The Monitor (Kampala)

Kenya: Kibaki Names Odinga Prime Minister in Large New Cabinet

14 April 2008


Nairobi — It's a deal.

President Mwai Kibaki named rival Raila Odinga as prime minister yesterday, implementing a power-sharing deal after protracted negotiations over the agreement they signed more than a month ago.

Mr Kibaki named a 40-member power-sharing cabinet ending weeks of deadlock that threatened the country's economic recovery after a deadly post-election crisis.

Mr Kibaki had on Saturday reached a deal in a secret meeting with his political rival Raila Omolo Odinga, whom he confirmed as prime minister to head the cabinet.

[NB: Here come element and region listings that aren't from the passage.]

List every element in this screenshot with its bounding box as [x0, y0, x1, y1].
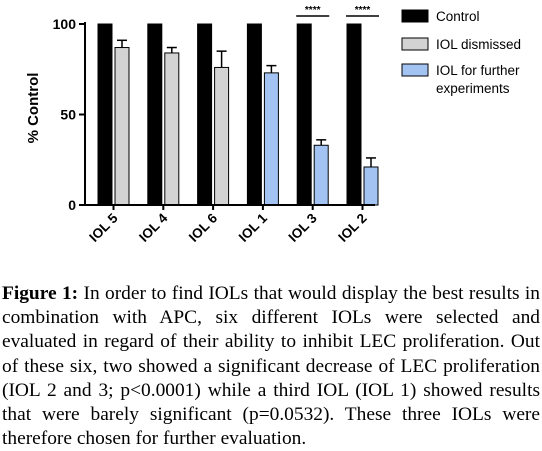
- bar: [197, 23, 213, 206]
- significance-layer: **** ****: [296, 5, 379, 17]
- x-tick-label: IOL 4: [136, 210, 171, 245]
- legend-label-control: Control: [436, 9, 480, 24]
- bar: [164, 52, 180, 206]
- legend: Control IOL dismissed IOL for further ex…: [401, 9, 521, 96]
- figure-caption: Figure 1: In order to find IOLs that wou…: [2, 282, 540, 451]
- bars-layer: [97, 23, 379, 206]
- x-tick-label: IOL 6: [186, 210, 221, 245]
- bar: [214, 66, 230, 206]
- bar: [246, 23, 262, 206]
- legend-swatch-iol-dismissed: [401, 37, 429, 51]
- legend-label-iol-dismissed: IOL dismissed: [436, 37, 521, 52]
- significance-label: ****: [355, 5, 371, 16]
- error-bars-layer: [117, 39, 376, 167]
- bar: [346, 23, 362, 206]
- x-tick-label: IOL 2: [335, 211, 369, 245]
- caption-text: In order to find IOLs that would display…: [2, 283, 540, 450]
- y-tick-label: 0: [68, 197, 76, 213]
- legend-label-iol-further-line1: IOL for further: [436, 63, 520, 78]
- bar: [363, 166, 379, 206]
- x-tick-label: IOL 1: [236, 210, 271, 245]
- legend-swatch-iol-further: [401, 63, 429, 77]
- x-tick-label: IOL 5: [86, 210, 121, 245]
- y-tick-label: 100: [53, 16, 77, 32]
- y-axis-label: % Control: [25, 73, 42, 144]
- bar: [97, 23, 113, 206]
- y-tick-label: 50: [60, 107, 76, 123]
- caption-label: Figure 1:: [2, 283, 79, 304]
- x-tick-label: IOL 3: [286, 210, 321, 245]
- bar: [313, 144, 329, 206]
- significance-label: ****: [305, 5, 321, 16]
- bar: [114, 47, 130, 206]
- legend-label-iol-further-line2: experiments: [436, 81, 510, 96]
- bar-chart: 0 50 100 IOL 5 IOL 4 IOL 6 IOL 1 IOL 3 IOL 2 ***…: [25, 5, 521, 245]
- bar: [263, 72, 279, 206]
- bar: [147, 23, 163, 206]
- legend-swatch-control: [401, 9, 429, 23]
- bar: [296, 23, 312, 206]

"I am today announcing the cabinet of the grand coalition government," Mr Kibaki said in a live televised speech alongside Mr Odinga.

"I want to thank you, my fellow Kenyans, for your tolerance and patience during this period... I'll do everything possible to ensure that our country Kenya is steered along the path of peace, unity and stability."

The naming of a coalition cabinet is central to a deal ending the east African nation's post-election crisis. At least 1,500 people died and about half a million displaced across the country of 36 million between January and February in what became the country's bloodiest episode independence in 1963. Many thousands have yet to return to their homes.

"Let us all work, and God will bless us, I am sure," said Mr Kibaki after naming the cabinet. Finance Minister Amos Kimunya retained his position in the new cabinet.

Mr Kibaki also named Mr Musalia Mudavadi, Mr Odinga's number two in the Orange Democratic Movement as deputy prime minister. Also named as a deputy prime minister is Uhuru Kenyatta, an ally of Mr Kibaki and a son of Kenya's independence hero and first president Jomo Kenyatta.

The Cabinet posts are divided equally between Mr Kibaki's Party of National Unity (PNU) and allied parties, and the ODM, which is one of the key provisions in the power-sharing deal the President and Mr Odinga signed on February 28.

Mr Kibaki and Mr Odinga had said they would announce a new Cabinet on April 6, but they did not do so after failing to reach agreement on how to divide the cabinet.

Odinga's ODM party had suspended talks with Mr Kibaki on Tuesday, saying the President must first dissolve the Cabinet that existed then and share the posts equally.

They were expected to announce a new coalition government once Parliament passed laws to legalise the power-sharing deal in March.

But the rivals did not work out how to implement the accord, with both sides trying to secure the most powerful positions in a new cabinet.

Violence exploded after Mr Odinga accused Mr Kibaki, Kenya's longest-serving politician, of rigging his re-election at the December 27, 2007 vote that was Kenya's closest-ever presidential poll.

The electoral fight degenerated into ethnic killings and riots that shattered Kenya's image as a stable tourism and trade hub, with one of sub-Saharan Africa's most promising economies.

Mr Kibaki and Mr Odinga agreed in February to share power after weeks of deadly violence.

But they had to work out how to implement the accord, with both sides trying to secure the most powerful positions in a new cabinet.